When talking about "mere aggregation" vs "larger work", i.e. if a work under license X should be considered a separate program or a part of the larger work, GNU GPL license and its FAQ section go deep defining the difference:
Where's the line between two separate programs, and one program with two parts? This is a legal question, which ultimately judges will decide. We believe that a proper criterion depends both on the mechanism of communication (exec, pipes, rpc, function calls within a shared address space, etc.) and the semantics of the communication (what kinds of information are interchanged).
If the modules are included in the same executable file, they are definitely combined in one program. If modules are designed to run linked together in a shared address space, that almost surely means combining them into one program.
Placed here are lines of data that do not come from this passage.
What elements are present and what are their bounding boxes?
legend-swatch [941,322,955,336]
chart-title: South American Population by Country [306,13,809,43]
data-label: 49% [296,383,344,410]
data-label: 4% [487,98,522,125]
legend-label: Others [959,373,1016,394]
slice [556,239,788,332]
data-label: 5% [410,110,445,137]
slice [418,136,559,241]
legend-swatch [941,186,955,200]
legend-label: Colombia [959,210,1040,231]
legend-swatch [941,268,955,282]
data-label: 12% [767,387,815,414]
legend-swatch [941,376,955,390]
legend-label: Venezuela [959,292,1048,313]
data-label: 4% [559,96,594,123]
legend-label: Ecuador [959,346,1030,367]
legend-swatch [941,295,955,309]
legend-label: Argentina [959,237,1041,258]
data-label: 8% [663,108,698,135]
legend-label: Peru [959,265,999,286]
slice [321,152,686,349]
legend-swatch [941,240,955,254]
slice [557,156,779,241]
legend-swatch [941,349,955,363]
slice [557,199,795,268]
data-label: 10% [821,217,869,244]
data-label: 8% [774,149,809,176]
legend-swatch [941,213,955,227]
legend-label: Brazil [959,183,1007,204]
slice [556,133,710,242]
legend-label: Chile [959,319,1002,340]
By contrast, pipes, sockets and command-line arguments are communication mechanisms normally used between two separate programs. So when they are used for communication, the modules normally are separate programs. But if the semantics of the communication are intimate enough, exchanging complex internal data structures, that too could be a basis to consider the two parts as combined into a larger program.
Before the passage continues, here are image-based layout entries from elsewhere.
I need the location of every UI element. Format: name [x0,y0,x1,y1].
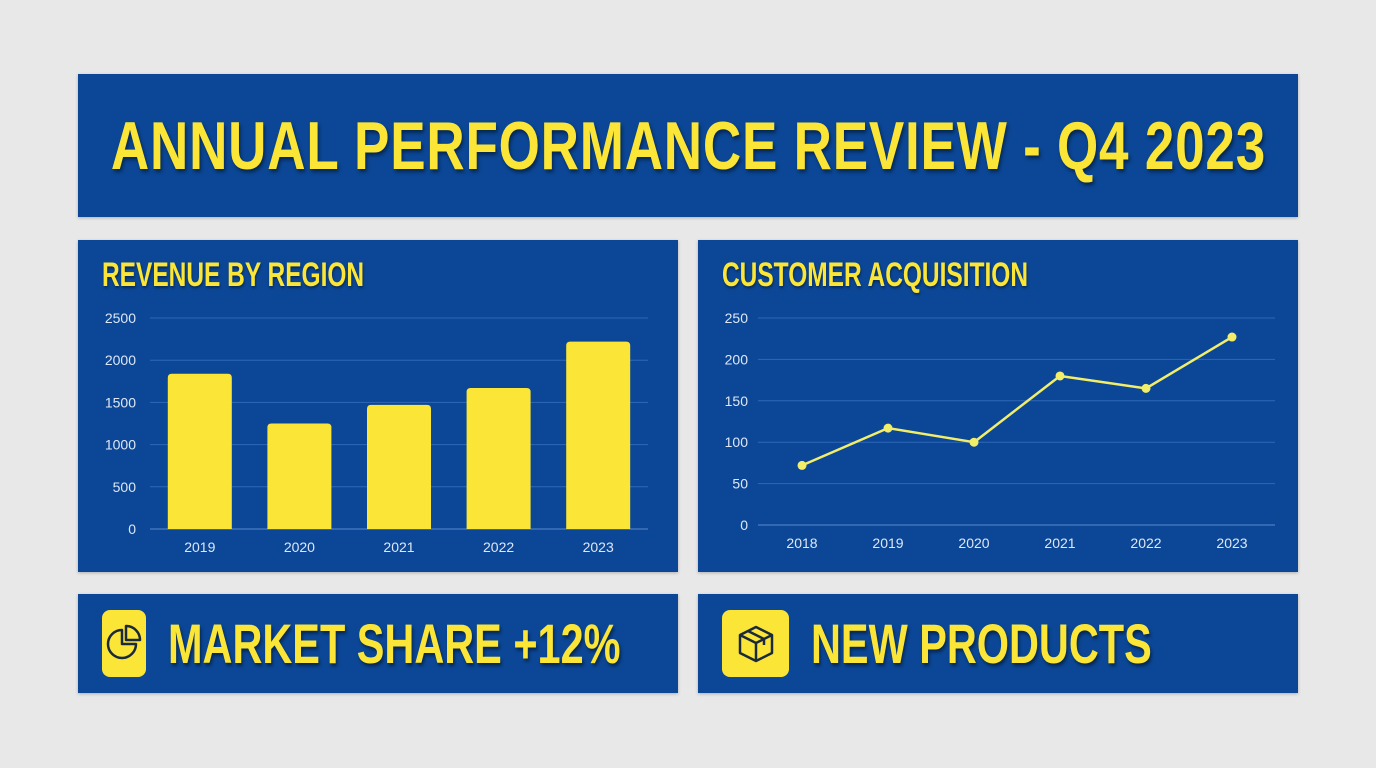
y-tick-label: 500 [113,479,137,495]
x-tick-label: 2021 [383,539,414,555]
y-tick-label: 50 [732,476,748,492]
data-point-2018 [797,460,807,470]
new-products-card: NEW PRODUCTS [698,594,1298,693]
acquisition-line [801,335,1233,467]
data-point-2022 [1141,383,1151,393]
y-tick-label: 250 [725,310,749,326]
revenue-chart-title: REVENUE BY REGION [102,256,365,294]
acquisition-chart-panel: CUSTOMER ACQUISITION 0 50 100 150 200 250 2018… [698,240,1298,572]
x-tick-label: 2022 [1130,535,1161,551]
revenue-chart-panel: REVENUE BY REGION 0 500 1000 1500 2000 2500 20… [78,240,678,572]
title-banner: ANNUAL PERFORMANCE REVIEW - Q4 2023 [78,74,1298,217]
x-tick-label: 2022 [483,539,514,555]
data-point-2021 [1055,371,1065,381]
page-title: ANNUAL PERFORMANCE REVIEW - Q4 2023 [110,107,1266,184]
bar-2020 [267,423,332,529]
x-tick-label: 2023 [1216,535,1247,551]
x-tick-label: 2020 [284,539,315,555]
data-point-2020 [969,437,979,447]
acquisition-line-chart: 0 50 100 150 200 250 2018 2019 2020 2021 2022 2023 [725,310,1275,551]
bar-2021 [367,404,431,529]
x-tick-label: 2020 [958,535,989,551]
data-point-2019 [883,423,893,433]
bar-2019 [167,373,232,529]
bar-2023 [566,341,631,529]
pie-chart-icon [102,610,146,677]
bar-2022 [466,388,531,529]
x-tick-label: 2018 [786,535,817,551]
y-tick-label: 0 [128,521,136,537]
y-tick-label: 1000 [105,437,136,453]
revenue-bar-chart: 0 500 1000 1500 2000 2500 2019 2020 2021 2022 2023 [105,310,648,555]
market-share-card: MARKET SHARE +12% [78,594,678,693]
market-share-label: MARKET SHARE +12% [168,612,621,675]
y-tick-label: 0 [740,517,748,533]
y-tick-label: 2000 [105,352,136,368]
y-tick-label: 200 [725,351,749,367]
box-icon [722,610,789,677]
x-tick-label: 2019 [872,535,903,551]
x-tick-label: 2023 [583,539,614,555]
x-tick-label: 2021 [1044,535,1075,551]
data-point-2023 [1227,332,1237,342]
y-tick-label: 100 [725,434,749,450]
y-tick-label: 2500 [105,310,136,326]
x-tick-label: 2019 [184,539,215,555]
acquisition-chart-title: CUSTOMER ACQUISITION [722,256,1029,294]
new-products-label: NEW PRODUCTS [811,612,1152,675]
y-tick-label: 150 [725,393,749,409]
y-tick-label: 1500 [105,394,136,410]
This basically means that if semantic of the communication between, say, backend software and a frontend software is intimate enough (see an example here) they may be considered as one larger work, and distribution of the frontend part would mean the distribution of the whole.
I've found nothing related to "mere aggregation" vs "larger work" in other copyleft licenses and their FAQs.
So I wonder if the principle described in GPL FAQ is something related to GPL-family of licenses only or it may be considered universal and can be applied to, say, MPL too?
Could it be that a privately run backend service containing Mozilla Public License
dependency is considered distributed ("conveyed") to users if the frontend part is distributed and semantics of the communication between the backend and the frontend falls under "intimate enough"?